The most important and final argument for the use of the nomogram is based on individual needs for additional investigation or care. However, despite better risk prediction performance, calibration, and discrimination, the nomogram could not capture the clinical consequences of a particular level of discrimination or degree of miscalibration.44–46 Therefore, to justify its clinical use, decision curve analysis was applied to assess whether the nomogram-based decisions would be helpful. This novel method offers insight into clinical consequences on the basis of a threshold probability from which net benefit can be derived.44 The decision curve showed that for a threshold probability between 10% and 65%, the model would result in a positive net benefit. For example, if the personal threshold probability of a patient was 30% (ie, the patient would opt for further detailed screening if his risk of digestive cancer were 30–65%), the net benefit would be 0.2 when using the nomogram to decide whether to conduct further detailed screening, with added benefit compared with a screen-all or screen-none scheme.

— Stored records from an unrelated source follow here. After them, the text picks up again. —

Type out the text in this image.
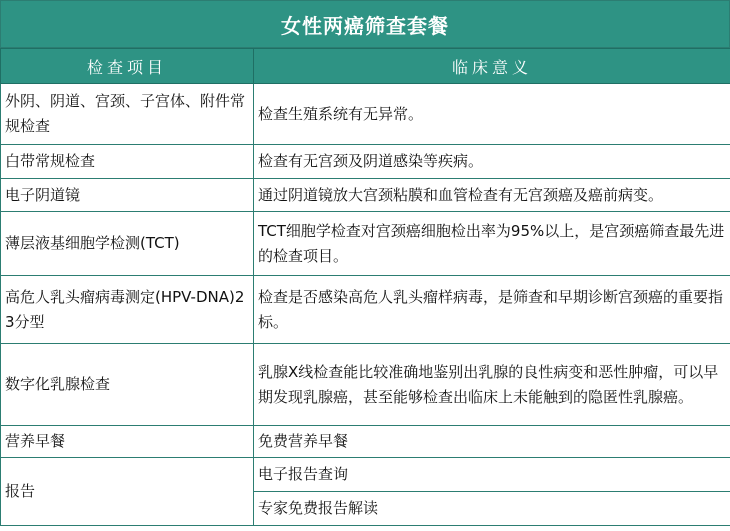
女性两癌筛查套餐
检查项目	临床意义
外阴、阴道、宫颈、子宫体、附件常规检查	检查生殖系统有无异常。
白带常规检查	检查有无宫颈及阴道感染等疾病。
电子阴道镜	通过阴道镜放大宫颈粘膜和血管检查有无宫颈癌及癌前病变。
薄层液基细胞学检测(TCT)	TCT细胞学检查对宫颈癌细胞检出率为95%以上，是宫颈癌筛查最先进的检查项目。
高危人乳头瘤病毒测定(HPV-DNA)23分型	检查是否感染高危人乳头瘤样病毒，是筛查和早期诊断宫颈癌的重要指标。
数字化乳腺检查	乳腺X线检查能比较准确地鉴别出乳腺的良性病变和恶性肿瘤，可以早期发现乳腺癌，甚至能够检查出临床上未能触到的隐匿性乳腺癌。
营养早餐	免费营养早餐
报告	电子报告查询
	专家免费报告解读
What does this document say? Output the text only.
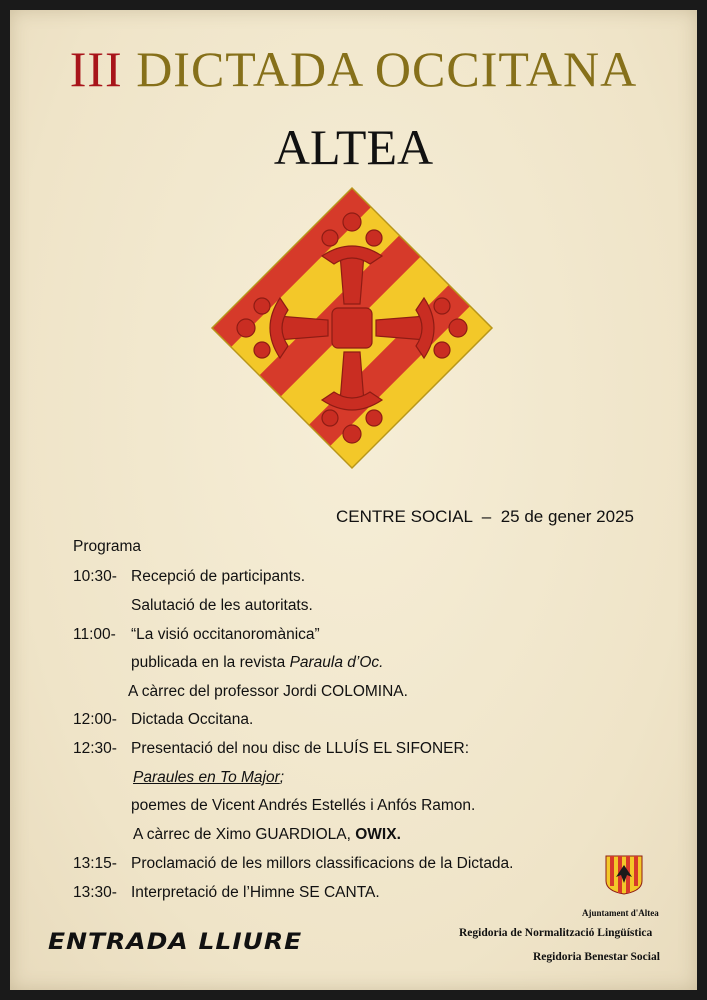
III DICTADA OCCITANA
ALTEA
CENTRE SOCIAL – 25 de gener 2025
Programa
10:30- Recepció de participants.
Salutació de les autoritats.
11:00- “La visió occitanoromànica”
publicada en la revista Paraula d’Oc.
A càrrec del professor Jordi COLOMINA.
12:00- Dictada Occitana.
12:30- Presentació del nou disc de LLUÍS EL SIFONER:
Paraules en To Major;
poemes de Vicent Andrés Estellés i Anfós Ramon.
A càrrec de Ximo GUARDIOLA, OWIX.
13:15- Proclamació de les millors classificacions de la Dictada.
13:30- Interpretació de l’Himne SE CANTA.
ENTRADA LLIURE
Ajuntament d'Altea
Regidoria de Normalització Lingüística
Regidoria Benestar Social
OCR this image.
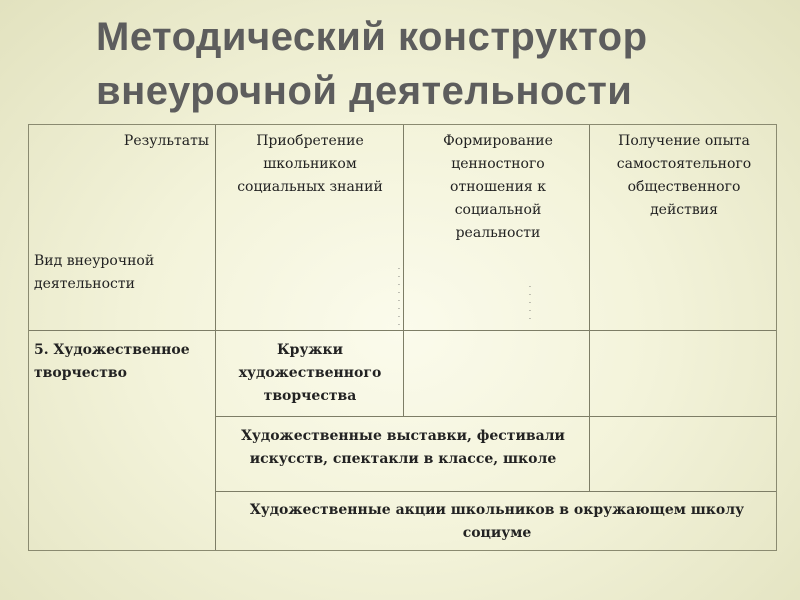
Методический конструктор
внеурочной деятельности
Результаты
Вид внеурочной деятельности
Приобретение школьником социальных знаний
Формирование ценностного отношения к социальной реальности
Получение опыта самостоятельного общественного действия
·
·
·
·
·
·
·
·
·
·
·
·
·
5. Художественное творчество
Кружки художественного творчества
Художественные выставки, фестивали искусств, спектакли в классе, школе
Художественные акции школьников в окружающем школу социуме
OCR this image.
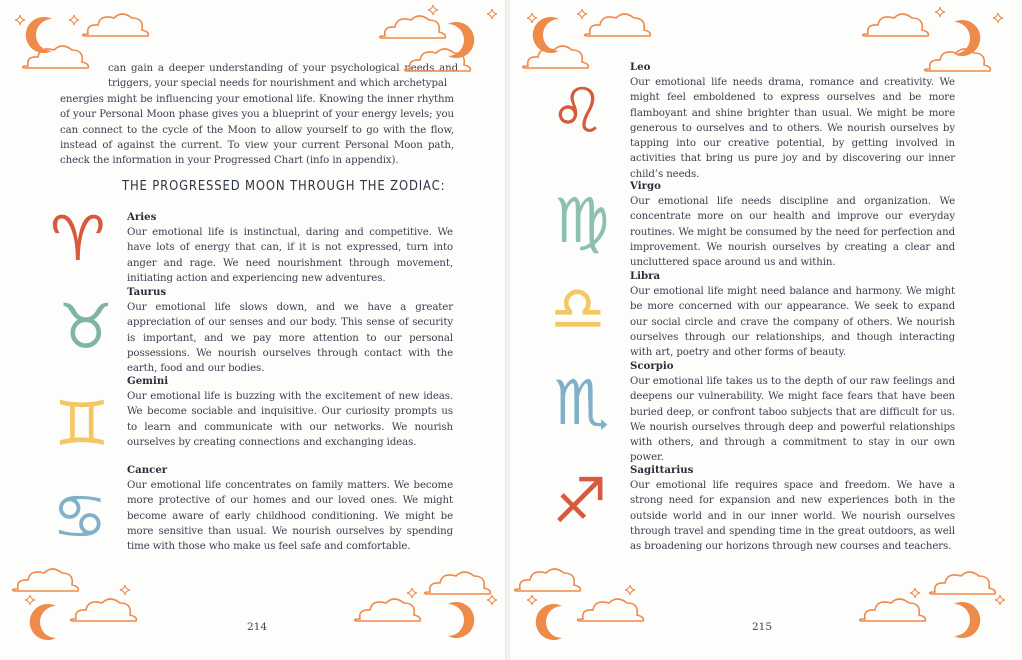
can gain a deeper understanding of your psychological needs and triggers, your special needs for nourishment and which archetypal
energies might be influencing your emotional life. Knowing the inner rhythm of your Personal Moon phase gives you a blueprint of your energy levels; you can connect to the cycle of the Moon to allow yourself to go with the flow, instead of against the current. To view your current Personal Moon path, check the information in your Progressed Chart (info in appendix).
THE PROGRESSED MOON THROUGH THE ZODIAC:
♈︎ Aries

Our emotional life is instinctual, daring and competitive. We have lots of energy that can, if it is not expressed, turn into anger and rage. We need nourishment through movement, initiating action and experiencing new adventures.

♉︎ Taurus

Our emotional life slows down, and we have a greater appreciation of our senses and our body. This sense of security is important, and we pay more attention to our personal possessions. We nourish ourselves through contact with the earth, food and our bodies.

♊︎
Gemini

Our emotional life is buzzing with the excitement of new ideas. We become sociable and inquisitive. Our curiosity prompts us to learn and communicate with our networks. We nourish ourselves by creating connections and exchanging ideas.

♋︎
Cancer

Our emotional life concentrates on family matters. We become more protective of our homes and our loved ones. We might become aware of early childhood conditioning. We might be more sensitive than usual. We nourish ourselves by spending time with those who make us feel safe and comfortable.

214
♌︎
Leo

Our emotional life needs drama, romance and creativity. We might feel emboldened to express ourselves and be more flamboyant and shine brighter than usual. We might be more generous to ourselves and to others. We nourish ourselves by tapping into our creative potential, by getting involved in activities that bring us pure joy and by discovering our inner child’s needs.

♍︎ Virgo

Our emotional life needs discipline and organization. We concentrate more on our health and improve our everyday routines. We might be consumed by the need for perfection and improvement. We nourish ourselves by creating a clear and uncluttered space around us and within.

♎︎ Libra

Our emotional life might need balance and harmony. We might be more concerned with our appearance. We seek to expand our social circle and crave the company of others. We nourish ourselves through our relationships, and though interacting with art, poetry and other forms of beauty.

♏︎ Scorpio

Our emotional life takes us to the depth of our raw feelings and deepens our vulnerability. We might face fears that have been buried deep, or confront taboo subjects that are difficult for us. We nourish ourselves through deep and powerful relationships with others, and through a commitment to stay in our own power.

♐︎ Sagittarius

Our emotional life requires space and freedom. We have a strong need for expansion and new experiences both in the outside world and in our inner world. We nourish ourselves through travel and spending time in the great outdoors, as well as broadening our horizons through new courses and teachers.

215
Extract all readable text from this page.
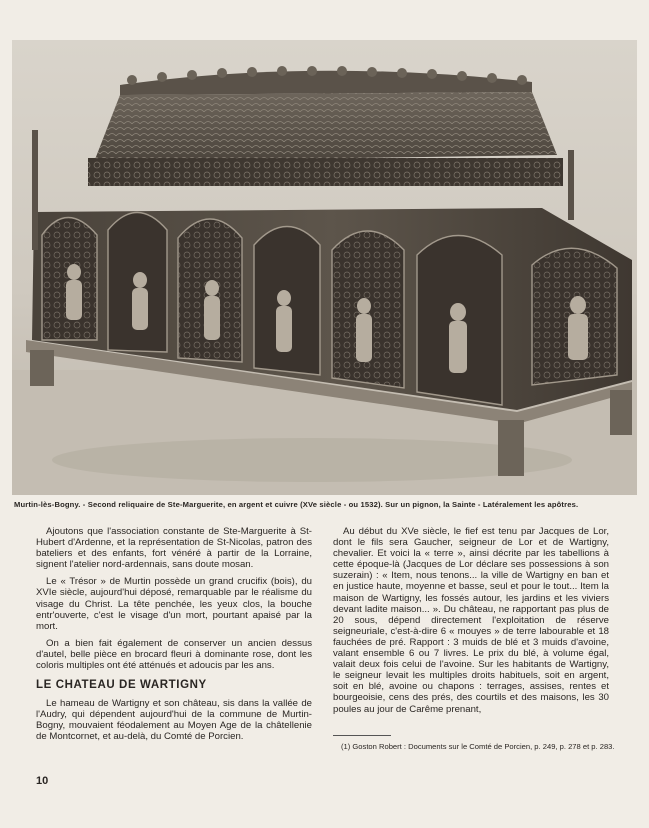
Murtin-lès-Bogny. - Second reliquaire de Ste-Marguerite, en argent et cuivre (XVe siècle - ou 1532). Sur un pignon, la Sainte - Latéralement les apôtres.

Ajoutons que l'association constante de Ste-Marguerite à St-Hubert d'Ardenne, et la représentation de St-Nicolas, patron des bateliers et des enfants, fort vénéré à partir de la Lorraine, signent l'atelier nord-ardennais, sans doute mosan.

Le « Trésor » de Murtin possède un grand crucifix (bois), du XVIe siècle, aujourd'hui déposé, remarquable par le réalisme du visage du Christ. La tête penchée, les yeux clos, la bouche entr'ouverte, c'est le visage d'un mort, pourtant apaisé par la mort.

On a bien fait également de conserver un ancien dessus d'autel, belle pièce en brocard fleuri à dominante rose, dont les coloris multiples ont été atténués et adoucis par les ans.

LE CHATEAU DE WARTIGNY

Le hameau de Wartigny et son château, sis dans la vallée de l'Audry, qui dépendent aujourd'hui de la commune de Murtin-Bogny, mouvaient féodalement au Moyen Age de la châtellenie de Montcornet, et au-delà, du Comté de Porcien.

Au début du XVe siècle, le fief est tenu par Jacques de Lor, dont le fils sera Gaucher, seigneur de Lor et de Wartigny, chevalier. Et voici la « terre », ainsi décrite par les tabellions à cette époque-là (Jacques de Lor déclare ses possessions à son suzerain) : « Item, nous tenons... la ville de Wartigny en ban et en justice haute, moyenne et basse, seul et pour le tout... Item la maison de Wartigny, les fossés autour, les jardins et les viviers devant ladite maison... ». Du château, ne rapportant pas plus de 20 sous, dépend directement l'exploitation de réserve seigneuriale, c'est-à-dire 6 « mouyes » de terre labourable et 18 fauchées de pré. Rapport : 3 muids de blé et 3 muids d'avoine, valant ensemble 6 ou 7 livres. Le prix du blé, à volume égal, valait deux fois celui de l'avoine. Sur les habitants de Wartigny, le seigneur levait les multiples droits habituels, soit en argent, soit en blé, avoine ou chapons : terrages, assises, rentes et bourgeoisie, cens des prés, des courtils et des maisons, les 30 poules au jour de Carême prenant,

(1) Goston Robert : Documents sur le Comté de Porcien, p. 249, p. 278 et p. 283.
10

The nomogram developed here has certain limitations. First, our prediction nomogram was constructed retrospectively; several known risk factors for digestive cancers, such as race, exercise, and dietary pattern, were not included in the database; and the sample size was small. As such, some analyses may have been limited, and the use of the model may be restricted to certain regions and races. However, the current nomogram model was shown to have excellent predictive power. Second, the model was not intended to be a definitive diagnostic test but rather to identify type 2 diabetes patients at high risk for digestive cancers. Third, a key limitation of this work is that all digestive cancers were combined, when they are in fact very different cancers and have different risks associated with type 2 diabetes. However, its sole reliance on demographic information means that this model could be easily applied in practice to virtually every patient with type 2 diabetes mellitus with negligible cost or risk. Further data collection, wider geographic recruitment, and incorporation of positron emission tomography results and molecular factors could improve the model for future use.

Conclusions

In this work, we have developed a low-cost and low-risk model based on clinical and demographic parameters to identify patients with type 2 diabetes who might benefit from digestive cancer screening. Both physicians and type 2 diabetes patients could perform individualized prediction of the risk of digestive cancers with this easy-to-use scoring system.